Wie der Zufall es will

Wilma Herzog, Gerolstein

Marlies Bauer war immer noch hübsch, obwohl bei genauerem Hinsehen die scharfe Linie erkennbar wurde, die sich um ihren Mund eingegraben hatte. Dunkelgekleidet saß sie im Zug, der Richtung Eitel fuhr.

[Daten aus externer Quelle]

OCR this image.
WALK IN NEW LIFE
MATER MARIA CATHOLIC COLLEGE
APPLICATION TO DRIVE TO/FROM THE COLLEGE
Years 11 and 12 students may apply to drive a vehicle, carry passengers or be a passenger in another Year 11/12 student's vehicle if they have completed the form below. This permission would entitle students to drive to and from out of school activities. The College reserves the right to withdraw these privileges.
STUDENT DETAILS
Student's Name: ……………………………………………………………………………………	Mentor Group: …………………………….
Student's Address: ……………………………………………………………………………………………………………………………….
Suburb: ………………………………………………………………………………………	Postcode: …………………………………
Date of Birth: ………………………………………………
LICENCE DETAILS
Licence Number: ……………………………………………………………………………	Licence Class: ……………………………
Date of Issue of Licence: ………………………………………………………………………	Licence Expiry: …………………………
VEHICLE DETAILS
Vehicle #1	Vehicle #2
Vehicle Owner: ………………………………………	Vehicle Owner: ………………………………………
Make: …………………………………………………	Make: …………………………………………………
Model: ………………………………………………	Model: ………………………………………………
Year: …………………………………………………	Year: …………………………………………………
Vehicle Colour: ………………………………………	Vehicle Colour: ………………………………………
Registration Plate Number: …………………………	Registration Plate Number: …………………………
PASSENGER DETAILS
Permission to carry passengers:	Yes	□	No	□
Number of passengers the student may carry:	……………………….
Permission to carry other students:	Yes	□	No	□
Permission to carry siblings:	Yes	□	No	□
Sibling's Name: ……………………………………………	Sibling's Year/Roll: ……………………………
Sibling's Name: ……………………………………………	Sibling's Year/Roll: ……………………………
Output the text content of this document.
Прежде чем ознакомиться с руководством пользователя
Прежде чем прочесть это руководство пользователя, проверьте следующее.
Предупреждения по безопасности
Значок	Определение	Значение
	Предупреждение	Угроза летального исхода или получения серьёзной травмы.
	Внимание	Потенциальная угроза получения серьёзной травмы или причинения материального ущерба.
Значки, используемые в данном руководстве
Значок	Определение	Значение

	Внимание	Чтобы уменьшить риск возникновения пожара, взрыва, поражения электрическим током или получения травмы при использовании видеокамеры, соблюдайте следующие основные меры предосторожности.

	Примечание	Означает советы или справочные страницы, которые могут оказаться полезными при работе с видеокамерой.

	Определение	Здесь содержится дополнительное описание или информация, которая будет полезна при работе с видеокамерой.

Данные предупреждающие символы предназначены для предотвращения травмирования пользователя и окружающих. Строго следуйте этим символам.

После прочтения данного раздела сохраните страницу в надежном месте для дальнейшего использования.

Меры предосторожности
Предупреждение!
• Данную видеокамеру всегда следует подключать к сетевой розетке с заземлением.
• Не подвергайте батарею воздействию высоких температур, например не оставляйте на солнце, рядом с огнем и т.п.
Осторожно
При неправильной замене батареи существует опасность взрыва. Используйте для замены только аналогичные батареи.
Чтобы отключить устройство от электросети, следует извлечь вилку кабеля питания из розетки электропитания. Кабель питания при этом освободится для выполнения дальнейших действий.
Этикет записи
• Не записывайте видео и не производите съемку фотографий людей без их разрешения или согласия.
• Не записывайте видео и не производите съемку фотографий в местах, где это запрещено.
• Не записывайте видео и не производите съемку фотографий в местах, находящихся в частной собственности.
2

Fünfzehn Jahre waren vergangen seit der letzten schweren Auseinandersetzung mit den Eltern, als sie schwur, nie wieder nach Hause zu kommen. Damals ging es um ihre Verlobung, inzwischen lange schon zerbrochen. In Erinnerung daran zieht sich ihr Mund bitter zusammen. Bisher widerstand sie allen Bitten ihres Bruders Richard, wenigstens doch zu Weihnachten heimzukommen. Sie täuschte Unabkömmlichkeit vor, eine gebuchte Reise oder den zugesagten Besuch bei Freunden. Sie blieb hartnäckig bei der Entscheidung, die Familie völlig aus ihrem Leben zu streichen. Daran änderte auch der Schlaganfall des Vaters vor ein paar Jahren nichts, der gelähmt blieb und dessen sehnlichster Wunsch es war, seine Tochter noch einmal wiederzusehen. Nach mehreren vergeblichen Versuchen gaben ihre Mutter und Richard es schweren Herzens auf, sie noch einmal zu bitten, nach Hause zu kommen.

Marlies schaut aus dem Zugfenster in die vertrauter werdende Eifellandschaft und kostet im Stillen schon den Eklat aus, der ihr Erscheinen auf dem Friedhof der Kleinstadt, bei der Beerdigung der alten Frau Helten, einer früheren Nachbarin, hervorrufen würde. Wie ein Lauffeuer würde es doch die Runde machen: Marlies ist zur Beerdigung der Nachbarin gekommen, am Hause ihrer Eltern aber geht sie vorbei. Ja, sie investiert immer noch in den alten Hader; ein Kondolenzbrief an die Nachbarn hätte durchaus gereicht. Um aber erneut den Groll ihrer Familie gegenüber zu zeigen, entschied sie sich für ihr persönliches Erscheinen, wozu sie sogar einen Urlaubstag opferte, dem Zufall dankbar, vom Tod der Nachbarin so rechtzeitig erfahren zu haben. Angekommen, steigt sie gleich in ein Taxi zum Friedhof. Sie hat ausreichend Zeit, in aller Ruhe einmal durch die Gräberreihen zu gehen, um zu schauen, wer gestorben war, seit sie den Ort verlassen hatte. Völlig überrascht findet sie die Beerdigung bereits im Gange. Sie reiht sich hinter den letzten Trauergästen ein, geht mit zum offenen Grab, um die Verstorbene ein letztes Mal zu segnen. Wie sie mit Weihwasser das Kreuzzeichen über den blumengeschmückten Sarg macht, fasst jemand ihren Arm und sagt: »Danke, Marlies, dass du gekommen bist, das hat sie sich zuletzt immer wieder gewünscht.« Marlies erkennt ihren Bruder. »Ich verstehe nicht, Richard, Frau Helten ...« Er schüttelt traurig den Kopf: »Ihre Beerdigung ist anschließend.« Da liest sie auf dem schlichten Holzkreuz, das in der ausgehobenen Erde steckt, den Namen ihrer Mutter.